Agro-industrial complex needs to accelerate progress

Belarusian agro-industrial development discussed at Scientific-Practical Centre for Agricultural Mechanisation, in Minsk’s Knorin Street

By Kirill Ignatiev

The technical re-equipment of the branch was under focus at the meeting, with President of Belarus Alexander Lukashenko asserting that imports should be reduced as much as possible, replaced by domestic produce. This led indirectly to the theme of foreign currency leaving the country. The Centre’s staff are convinced that the problem can be solved quickly and efficiently, as they boast good experience. Over the past five years, the Rural Revival Programme has given Belarusian farms over 20,000 new tractors, in addition to about 12,000 different combines, 9,000 fertilising machines and various other machinery.
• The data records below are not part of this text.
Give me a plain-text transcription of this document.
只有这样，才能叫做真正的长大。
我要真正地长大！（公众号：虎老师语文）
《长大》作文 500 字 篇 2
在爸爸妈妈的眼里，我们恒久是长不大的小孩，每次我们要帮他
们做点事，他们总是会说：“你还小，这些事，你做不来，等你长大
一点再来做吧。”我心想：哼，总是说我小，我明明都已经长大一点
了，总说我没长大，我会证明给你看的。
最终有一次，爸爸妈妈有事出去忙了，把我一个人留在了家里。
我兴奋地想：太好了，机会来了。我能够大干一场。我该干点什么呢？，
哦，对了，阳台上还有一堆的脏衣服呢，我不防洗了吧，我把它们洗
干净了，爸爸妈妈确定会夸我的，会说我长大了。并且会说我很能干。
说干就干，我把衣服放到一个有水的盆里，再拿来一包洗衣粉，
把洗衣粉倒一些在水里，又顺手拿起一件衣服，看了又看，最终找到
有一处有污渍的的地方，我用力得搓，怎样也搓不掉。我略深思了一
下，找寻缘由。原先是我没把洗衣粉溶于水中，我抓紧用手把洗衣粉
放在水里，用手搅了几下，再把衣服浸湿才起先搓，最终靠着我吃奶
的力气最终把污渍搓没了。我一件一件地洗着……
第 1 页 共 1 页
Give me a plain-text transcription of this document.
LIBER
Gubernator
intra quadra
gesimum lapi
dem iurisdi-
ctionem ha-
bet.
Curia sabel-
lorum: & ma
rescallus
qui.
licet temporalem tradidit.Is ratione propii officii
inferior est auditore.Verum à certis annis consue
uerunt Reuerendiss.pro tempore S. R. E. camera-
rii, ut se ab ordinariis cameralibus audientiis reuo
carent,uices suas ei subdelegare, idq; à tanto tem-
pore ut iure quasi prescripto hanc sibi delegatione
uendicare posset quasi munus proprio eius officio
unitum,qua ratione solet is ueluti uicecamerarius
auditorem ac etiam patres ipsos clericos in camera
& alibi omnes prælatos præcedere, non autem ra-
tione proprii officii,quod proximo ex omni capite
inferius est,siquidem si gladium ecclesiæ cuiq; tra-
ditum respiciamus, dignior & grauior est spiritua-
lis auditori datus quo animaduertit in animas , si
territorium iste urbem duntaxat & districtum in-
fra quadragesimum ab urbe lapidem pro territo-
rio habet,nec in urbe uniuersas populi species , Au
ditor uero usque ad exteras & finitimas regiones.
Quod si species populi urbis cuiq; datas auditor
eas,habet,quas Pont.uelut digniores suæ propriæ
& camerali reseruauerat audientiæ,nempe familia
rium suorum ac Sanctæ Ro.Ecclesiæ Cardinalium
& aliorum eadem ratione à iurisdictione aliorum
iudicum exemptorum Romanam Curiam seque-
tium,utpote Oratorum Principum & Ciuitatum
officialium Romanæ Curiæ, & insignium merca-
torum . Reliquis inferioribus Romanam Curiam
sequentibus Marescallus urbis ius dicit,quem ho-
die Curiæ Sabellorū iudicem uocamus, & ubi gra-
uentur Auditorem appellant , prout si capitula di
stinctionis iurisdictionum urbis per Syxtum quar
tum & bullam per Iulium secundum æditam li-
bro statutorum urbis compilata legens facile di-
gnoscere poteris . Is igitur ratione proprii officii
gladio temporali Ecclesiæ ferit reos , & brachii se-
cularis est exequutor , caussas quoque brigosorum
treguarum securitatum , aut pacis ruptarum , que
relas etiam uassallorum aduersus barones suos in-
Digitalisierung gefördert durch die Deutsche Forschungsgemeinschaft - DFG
Never before have Belarusian villages been so well equipped. Modernisation is almost complete, with the issue of quality now replacing that of quantity. The General Director of the Scientific-Practical Centre for Agricultural Mechanisation, Vladimir Samosyuk, explains that Belarus currently has about 49,000 tractors operational, while needing almost 52,000; some villages still lack the latest machinery. Despite this, the needs of the agro-industrial branch are being satisfied.

The Centre was set up five years ago to elaborate a common strategy for deciding which machinery was needed in villages and at which volumes. The development and manufacture of such machinery was the most important goal at the time. Scientists and designers demonstrated their best achievements, with over a hundred innovations being designed over the five year period and many of them being assembled. Last year alone, $140m of combines, seeders, mowing machines, ploughs and other devices were produced — all developed by the Centre. Its staff believe that reducing costs is the new priority for Belarusian agriculture. Achieving European levels of production efficiency will be otherwise impossible. Naturally, scientists are working in various directions. They told Mr. Lukashenko of the numerous projects currently underway. Among them is a new economical pig breeding complex, a biogas complex and a workshop to produce dried cultures (previously, Belarus purchased $12m of these annually).

The President is keen to see more Belarusian components used in domestic agricultural machinery, in the shortest possible time. It has taken several years to ensure that potato seeders use 80 percent Belarus-made components, which have been tested and adjusted to allow them to rival foreign varieties. The President emphasises that time-scales must be reduced. “We need to at least halve this period. Problems regarding foreign currency and other matters will then disappear. We need to double our efforts in all spheres and maximise production,” Mr. Lukashenko stresses. He notes that, at the end of the day, money and profit are all that matter in the farming industry.